Yankuba Fatty, 23, arrived in Italy by boat in 2017 and managed to get top marks in his exams to study medicine at the University of Naples, but was unable to join the course as his required permits had not arrived in time. He later set up an online language school and now teaches English at a private school in northern Italy while studying biotechnology.

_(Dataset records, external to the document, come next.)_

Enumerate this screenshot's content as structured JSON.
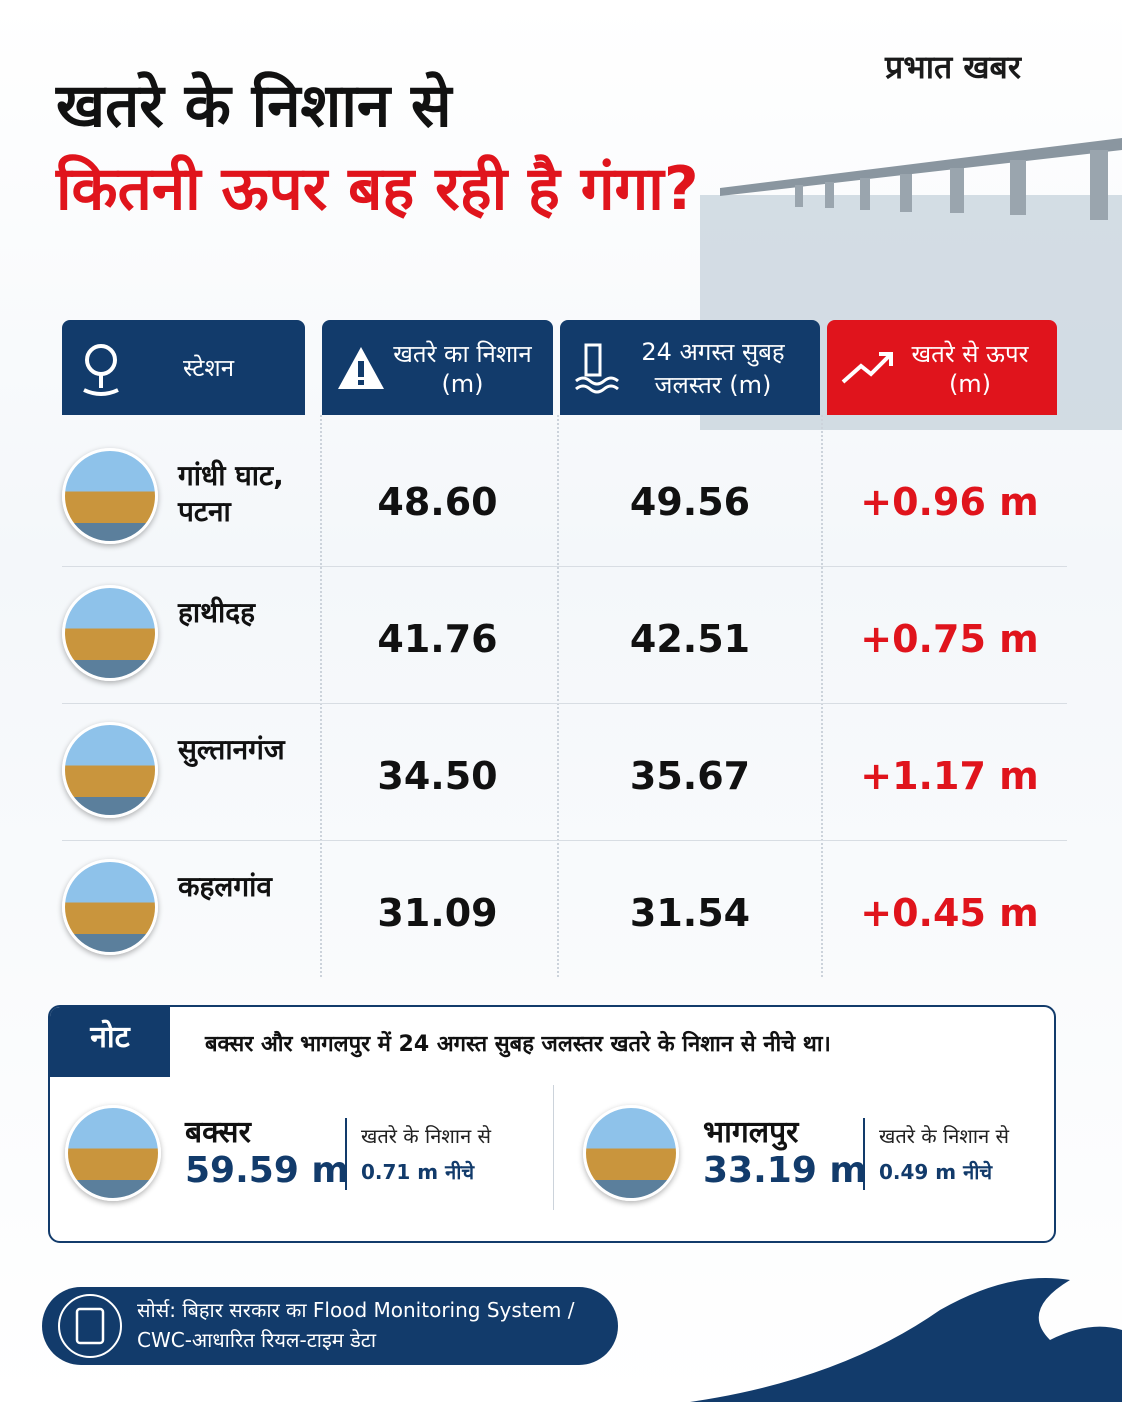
{
  "header": {
    "brand": "प्रभात खबर",
    "title_line1": "खतरे के निशान से",
    "title_line2": "कितनी ऊपर बह रही है गंगा?"
  },
  "table": {
    "columns": [
      "स्टेशन",
      "खतरे का निशान (m)",
      "24 अगस्त सुबह जलस्तर (m)",
      "खतरे से ऊपर (m)"
    ],
    "rows": [
      [
        "गांधी घाट, पटना",
        "48.60",
        "49.56",
        "+0.96 m"
      ],
      [
        "हाथीदह",
        "41.76",
        "42.51",
        "+0.75 m"
      ],
      [
        "सुल्तानगंज",
        "34.50",
        "35.67",
        "+1.17 m"
      ],
      [
        "कहलगांव",
        "31.09",
        "31.54",
        "+0.45 m"
      ]
    ]
  },
  "note": {
    "label": "नोट",
    "text": "बक्सर और भागलपुर में 24 अगस्त सुबह जलस्तर खतरे के निशान से नीचे था।",
    "stations": [
      {
        "name": "बक्सर",
        "level": "59.59 m",
        "caption": "खतरे के निशान से",
        "diff": "0.71 m नीचे"
      },
      {
        "name": "भागलपुर",
        "level": "33.19 m",
        "caption": "खतरे के निशान से",
        "diff": "0.49 m नीचे"
      }
    ]
  },
  "source": "सोर्स: बिहार सरकार का Flood Monitoring System / CWC-आधारित रियल-टाइम डेटा"
}
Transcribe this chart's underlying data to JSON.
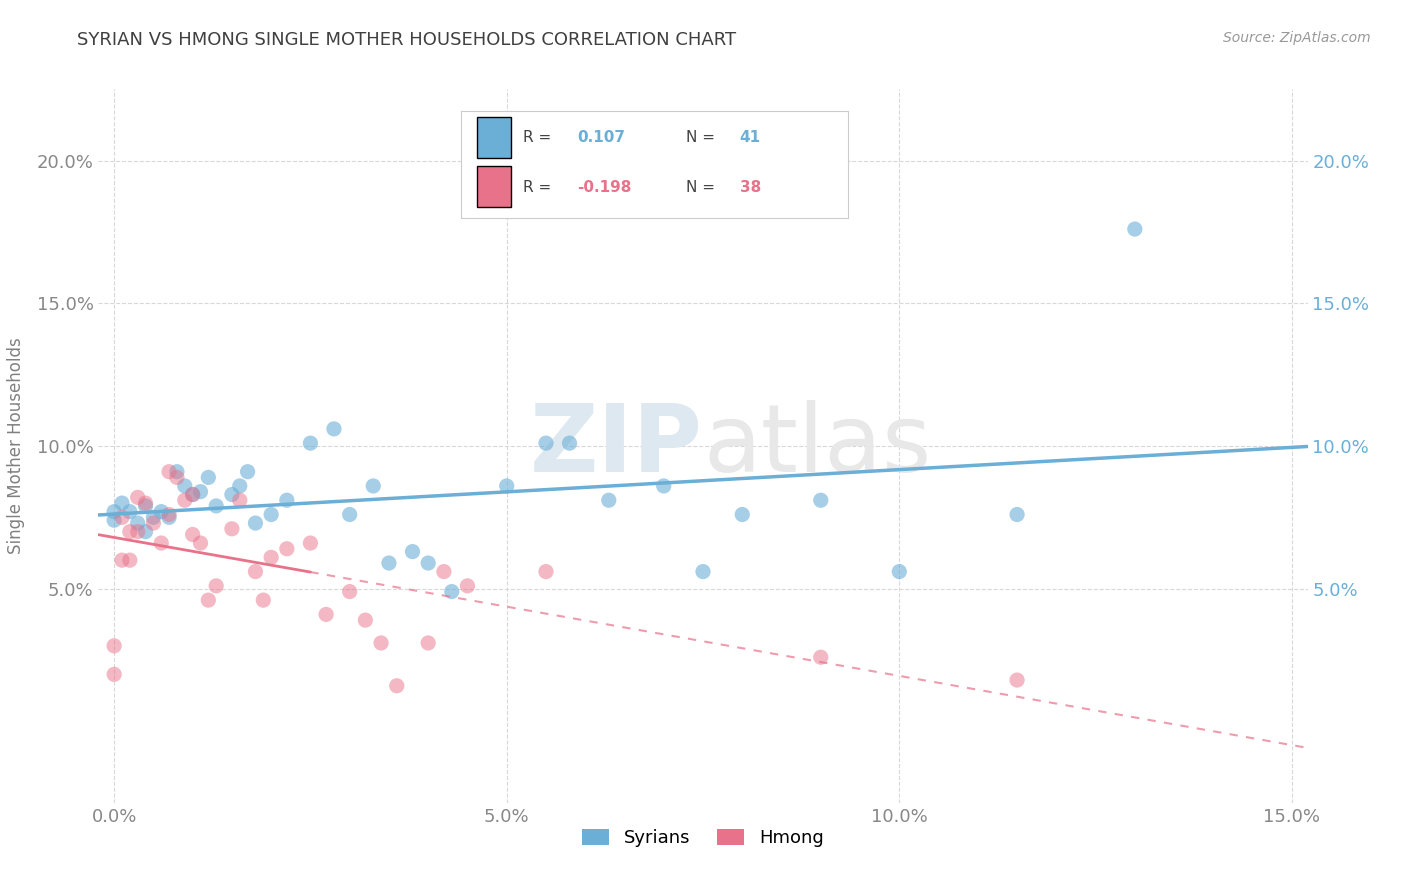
{
  "title": "SYRIAN VS HMONG SINGLE MOTHER HOUSEHOLDS CORRELATION CHART",
  "source": "Source: ZipAtlas.com",
  "ylabel": "Single Mother Households",
  "watermark": "ZIPatlas",
  "xlim": [
    -0.002,
    0.152
  ],
  "ylim": [
    -0.025,
    0.225
  ],
  "xticks": [
    0.0,
    0.05,
    0.1,
    0.15
  ],
  "xticklabels": [
    "0.0%",
    "5.0%",
    "10.0%",
    "15.0%"
  ],
  "yticks": [
    0.05,
    0.1,
    0.15,
    0.2
  ],
  "yticklabels": [
    "5.0%",
    "10.0%",
    "15.0%",
    "20.0%"
  ],
  "syrians_color": "#6baed6",
  "hmong_color": "#e8728a",
  "syrian_R": 0.107,
  "syrian_N": 41,
  "hmong_R": -0.198,
  "hmong_N": 38,
  "syrians_x": [
    0.0,
    0.0,
    0.001,
    0.002,
    0.003,
    0.004,
    0.004,
    0.005,
    0.006,
    0.007,
    0.008,
    0.009,
    0.01,
    0.011,
    0.012,
    0.013,
    0.015,
    0.016,
    0.017,
    0.018,
    0.02,
    0.022,
    0.025,
    0.028,
    0.03,
    0.033,
    0.035,
    0.038,
    0.04,
    0.043,
    0.05,
    0.055,
    0.058,
    0.063,
    0.07,
    0.075,
    0.08,
    0.09,
    0.1,
    0.115,
    0.13
  ],
  "syrians_y": [
    0.077,
    0.074,
    0.08,
    0.077,
    0.073,
    0.079,
    0.07,
    0.075,
    0.077,
    0.075,
    0.091,
    0.086,
    0.083,
    0.084,
    0.089,
    0.079,
    0.083,
    0.086,
    0.091,
    0.073,
    0.076,
    0.081,
    0.101,
    0.106,
    0.076,
    0.086,
    0.059,
    0.063,
    0.059,
    0.049,
    0.086,
    0.101,
    0.101,
    0.081,
    0.086,
    0.056,
    0.076,
    0.081,
    0.056,
    0.076,
    0.176
  ],
  "hmong_x": [
    0.0,
    0.0,
    0.001,
    0.001,
    0.002,
    0.002,
    0.003,
    0.003,
    0.004,
    0.005,
    0.006,
    0.007,
    0.007,
    0.008,
    0.009,
    0.01,
    0.01,
    0.011,
    0.012,
    0.013,
    0.015,
    0.016,
    0.018,
    0.019,
    0.02,
    0.022,
    0.025,
    0.027,
    0.03,
    0.032,
    0.034,
    0.036,
    0.04,
    0.042,
    0.045,
    0.055,
    0.09,
    0.115
  ],
  "hmong_y": [
    0.03,
    0.02,
    0.075,
    0.06,
    0.06,
    0.07,
    0.082,
    0.07,
    0.08,
    0.073,
    0.066,
    0.076,
    0.091,
    0.089,
    0.081,
    0.083,
    0.069,
    0.066,
    0.046,
    0.051,
    0.071,
    0.081,
    0.056,
    0.046,
    0.061,
    0.064,
    0.066,
    0.041,
    0.049,
    0.039,
    0.031,
    0.016,
    0.031,
    0.056,
    0.051,
    0.056,
    0.026,
    0.018
  ],
  "background_color": "#ffffff",
  "grid_color": "#d8d8d8",
  "title_color": "#404040",
  "axis_label_color": "#808080",
  "tick_color": "#888888"
}
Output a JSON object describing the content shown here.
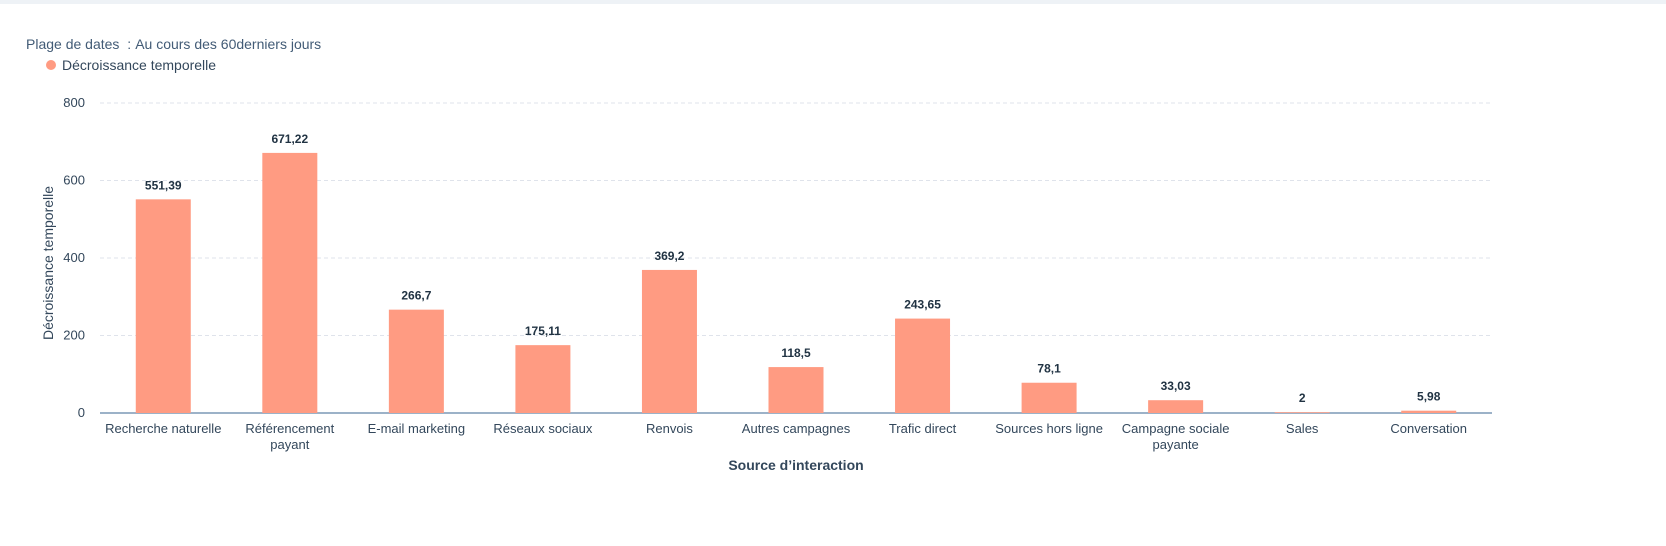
{
  "header": {
    "date_range_label": "Plage de dates",
    "date_range_value": "Au cours des 60derniers jours"
  },
  "colors": {
    "bar": "#ff9b82",
    "axis": "#7c98b6",
    "grid": "#dfe3eb",
    "text": "#33475b",
    "value_label": "#213343"
  },
  "chart_data": {
    "type": "bar",
    "title": "",
    "xlabel": "Source d’interaction",
    "ylabel": "Décroissance temporelle",
    "ylim": [
      0,
      800
    ],
    "yticks": [
      0,
      200,
      400,
      600,
      800
    ],
    "grid": true,
    "legend_position": "top-left",
    "categories": [
      "Recherche naturelle",
      "Référencement payant",
      "E-mail marketing",
      "Réseaux sociaux",
      "Renvois",
      "Autres campagnes",
      "Trafic direct",
      "Sources hors ligne",
      "Campagne sociale payante",
      "Sales",
      "Conversation"
    ],
    "category_lines": [
      [
        "Recherche naturelle"
      ],
      [
        "Référencement",
        "payant"
      ],
      [
        "E-mail marketing"
      ],
      [
        "Réseaux sociaux"
      ],
      [
        "Renvois"
      ],
      [
        "Autres campagnes"
      ],
      [
        "Trafic direct"
      ],
      [
        "Sources hors ligne"
      ],
      [
        "Campagne sociale",
        "payante"
      ],
      [
        "Sales"
      ],
      [
        "Conversation"
      ]
    ],
    "series": [
      {
        "name": "Décroissance temporelle",
        "values": [
          551.39,
          671.22,
          266.7,
          175.11,
          369.2,
          118.5,
          243.65,
          78.1,
          33.03,
          2,
          5.98
        ],
        "labels": [
          "551,39",
          "671,22",
          "266,7",
          "175,11",
          "369,2",
          "118,5",
          "243,65",
          "78,1",
          "33,03",
          "2",
          "5,98"
        ]
      }
    ]
  }
}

He said he was lucky to find “the right chemistry” in Naples, including an Italian lawyer who helped him set up his business.
“But obviously others would say the complete opposite,” he said. “Some are unpaid, working long hours for employers who treat them badly.”
Fatty is baffled by the European countries that turn their backs on refugees despite having the resources to help them. “People leave their countries not because they want to but because they absolutely have to,” he said. “They’re ready to work, study, integrate and improve the economy, but they can only do that if given the opportunity.”
“I would say: open the doors, help these people, give them the opportunity to showcase themselves. They could improve your economy – these people are ready to work, they’re ready to study and integrate into society, but they can only do that if you give them the opportunity.”
Over lunch at a Senegalese restaurant in Naples, Bojang reflected on his experience over the last few years. “I think people have to open their eyes … immigrants are not a threat. We all have aims, dreams, knowledge…, we are all humans. People say we come here to steal their jobs and their things. I say give people an opportunity, try to help them learn.
“If you’re an immigrant without documents or a job, you could end up on the streets selling drugs,” he said. “All of us here have skills, we’ve all been to school – immigrants should be considered as people, as a resource.”